An FDA advisory panel voted in favor of emergency authorization for Merck's COVID-19 pill; South African drug maker Aspen Pharmacare announced that it was finalizing the first agreement to control production of the Johnson & Johnson COVID-19 vaccine in Africa; the International AIDS Society launched its latest strategy to find a cure for HIV.
A panel of experts advising the FDA voted 13 to 10 in favor of emergency use authorization of Merck and Ridgeback Biotherapeutics’ COVID-19 antiviral pill, NPR reported. If the FDA authorizes use of the pill, molnupiravir, it would be the first at-home oral antiviral treatment for COVID-19. Although the panel had reservations about prescribing the pill for pregnant people, it ultimately decided that it should be that patient’s decision. The FDA is not obligated to follow the panel’s recommendations but typically does. The agency is also considering authorization for a similar pill from Pfizer, called Paxlovid.
South African drug maker Aspen Pharmacare announced that it was finalizing the first agreement to control production of a COVID-19 vaccine in Africa, as reported by The New York Times. This deal with Johnson & Johnson (J&J) would allow Aspen to package and market the J&J vaccine across the continent under the brand name Aspenovax, as well as determine who can purchase the vaccine and at what price and quantity. Aspen currently bottles the vaccine but has no say in where it is shipped to. The deal does not give Aspen rights to produce the vaccine—instead, J&J will direct other facilities to make the ingredients, which will be sent to Aspen to blend into vaccine doses.

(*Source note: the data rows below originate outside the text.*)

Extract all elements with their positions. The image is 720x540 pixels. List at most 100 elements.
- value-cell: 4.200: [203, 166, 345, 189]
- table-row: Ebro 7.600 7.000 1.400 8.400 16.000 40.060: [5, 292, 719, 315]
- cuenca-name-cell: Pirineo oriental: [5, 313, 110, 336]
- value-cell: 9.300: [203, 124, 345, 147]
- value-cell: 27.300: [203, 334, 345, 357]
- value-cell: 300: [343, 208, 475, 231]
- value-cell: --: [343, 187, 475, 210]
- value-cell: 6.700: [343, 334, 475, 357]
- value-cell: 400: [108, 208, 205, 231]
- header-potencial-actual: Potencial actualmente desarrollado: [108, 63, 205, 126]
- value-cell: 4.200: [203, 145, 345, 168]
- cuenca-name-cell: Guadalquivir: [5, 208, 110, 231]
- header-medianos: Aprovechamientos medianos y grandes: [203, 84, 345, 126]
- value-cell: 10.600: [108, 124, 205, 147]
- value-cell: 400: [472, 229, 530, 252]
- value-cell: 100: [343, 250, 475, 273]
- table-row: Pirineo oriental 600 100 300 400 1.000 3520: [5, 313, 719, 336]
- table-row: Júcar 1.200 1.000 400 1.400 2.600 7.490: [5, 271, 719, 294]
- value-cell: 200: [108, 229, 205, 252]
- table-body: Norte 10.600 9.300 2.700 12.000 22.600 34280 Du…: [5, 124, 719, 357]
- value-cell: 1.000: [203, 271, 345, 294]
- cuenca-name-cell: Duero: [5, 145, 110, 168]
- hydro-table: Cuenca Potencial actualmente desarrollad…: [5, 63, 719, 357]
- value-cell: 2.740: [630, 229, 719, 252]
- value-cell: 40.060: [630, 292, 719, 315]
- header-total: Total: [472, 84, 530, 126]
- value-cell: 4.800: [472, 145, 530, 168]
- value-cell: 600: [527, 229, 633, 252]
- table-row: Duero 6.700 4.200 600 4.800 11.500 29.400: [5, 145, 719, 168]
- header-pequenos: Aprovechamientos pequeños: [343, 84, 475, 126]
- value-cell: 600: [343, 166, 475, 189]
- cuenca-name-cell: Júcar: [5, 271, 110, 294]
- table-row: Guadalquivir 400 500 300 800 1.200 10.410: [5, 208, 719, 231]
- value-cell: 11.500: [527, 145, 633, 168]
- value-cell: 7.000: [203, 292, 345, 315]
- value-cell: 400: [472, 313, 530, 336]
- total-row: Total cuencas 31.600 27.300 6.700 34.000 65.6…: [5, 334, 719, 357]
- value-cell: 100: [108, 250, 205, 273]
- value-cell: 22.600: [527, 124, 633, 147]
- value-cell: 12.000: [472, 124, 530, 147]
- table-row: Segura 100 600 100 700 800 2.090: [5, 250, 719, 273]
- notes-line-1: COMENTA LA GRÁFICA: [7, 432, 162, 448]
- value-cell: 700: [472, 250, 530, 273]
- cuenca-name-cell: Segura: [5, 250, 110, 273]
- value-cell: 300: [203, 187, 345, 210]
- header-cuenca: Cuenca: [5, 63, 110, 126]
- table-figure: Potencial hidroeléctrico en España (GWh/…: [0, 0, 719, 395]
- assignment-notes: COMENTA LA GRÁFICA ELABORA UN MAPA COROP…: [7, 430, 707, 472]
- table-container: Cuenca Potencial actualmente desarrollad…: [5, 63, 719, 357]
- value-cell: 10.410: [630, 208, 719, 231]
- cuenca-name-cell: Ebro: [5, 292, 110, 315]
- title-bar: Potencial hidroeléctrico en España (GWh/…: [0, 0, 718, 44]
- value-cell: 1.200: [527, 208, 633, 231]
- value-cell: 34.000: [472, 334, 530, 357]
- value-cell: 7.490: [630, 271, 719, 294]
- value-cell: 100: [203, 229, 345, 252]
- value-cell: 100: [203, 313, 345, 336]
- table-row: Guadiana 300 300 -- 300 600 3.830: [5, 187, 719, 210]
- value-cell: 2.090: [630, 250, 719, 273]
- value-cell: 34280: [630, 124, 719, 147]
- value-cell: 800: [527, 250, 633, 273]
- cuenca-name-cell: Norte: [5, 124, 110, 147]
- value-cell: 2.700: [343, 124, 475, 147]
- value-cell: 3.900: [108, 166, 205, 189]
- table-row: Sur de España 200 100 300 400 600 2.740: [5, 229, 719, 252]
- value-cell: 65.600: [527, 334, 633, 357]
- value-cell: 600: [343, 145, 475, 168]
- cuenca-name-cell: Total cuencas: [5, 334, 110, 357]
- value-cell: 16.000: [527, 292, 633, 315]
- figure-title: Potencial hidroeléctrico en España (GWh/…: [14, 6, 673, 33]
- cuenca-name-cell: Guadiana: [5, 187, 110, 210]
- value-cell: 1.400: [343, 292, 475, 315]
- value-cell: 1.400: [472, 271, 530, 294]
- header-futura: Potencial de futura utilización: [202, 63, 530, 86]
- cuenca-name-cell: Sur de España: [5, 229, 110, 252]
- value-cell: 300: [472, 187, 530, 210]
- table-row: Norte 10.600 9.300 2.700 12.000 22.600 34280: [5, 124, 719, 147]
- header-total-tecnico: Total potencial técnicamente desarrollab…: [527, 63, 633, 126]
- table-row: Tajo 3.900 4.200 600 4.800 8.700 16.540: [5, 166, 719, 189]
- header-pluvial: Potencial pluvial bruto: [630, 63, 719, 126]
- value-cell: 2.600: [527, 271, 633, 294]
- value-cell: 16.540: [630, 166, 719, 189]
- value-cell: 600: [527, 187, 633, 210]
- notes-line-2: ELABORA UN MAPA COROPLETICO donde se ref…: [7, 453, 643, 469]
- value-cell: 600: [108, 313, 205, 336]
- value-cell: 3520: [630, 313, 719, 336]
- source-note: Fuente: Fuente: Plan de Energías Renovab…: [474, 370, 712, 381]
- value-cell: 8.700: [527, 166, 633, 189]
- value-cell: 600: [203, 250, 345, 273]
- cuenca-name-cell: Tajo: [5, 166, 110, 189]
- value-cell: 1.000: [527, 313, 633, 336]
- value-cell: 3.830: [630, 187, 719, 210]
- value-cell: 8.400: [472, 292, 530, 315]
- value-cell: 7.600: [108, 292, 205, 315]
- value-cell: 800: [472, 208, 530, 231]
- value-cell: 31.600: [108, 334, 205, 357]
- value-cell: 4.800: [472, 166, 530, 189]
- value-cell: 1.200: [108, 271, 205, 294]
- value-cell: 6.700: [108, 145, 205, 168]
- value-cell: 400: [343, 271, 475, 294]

The International AIDS Society (IAS) has launched its latest strategy to find a cure for HIV, as stated in a press release. The third edition of the IAS strategy comes soon after an Argentinean woman was cured of HIV through natural immunity, providing new hope for an HIV cure. Adeeba Kamarulzaman, president of the IAS and director of the Centre of Excellence for Research in AIDS at the University of Malaya in Malaysia, claimed a cure for HIV is achievable, especially based on new scientific findings over the past 5 years. The IAS listed research goals for the next 5 years to find the cure, including understanding and measuring HIV reservoirs, targeting the provirus and immune system, and researching cell and gene therapy. The release also listed ways to target the HIV reservoir, including “poke and clear,” “block and lock,” and “reduce and control” methods.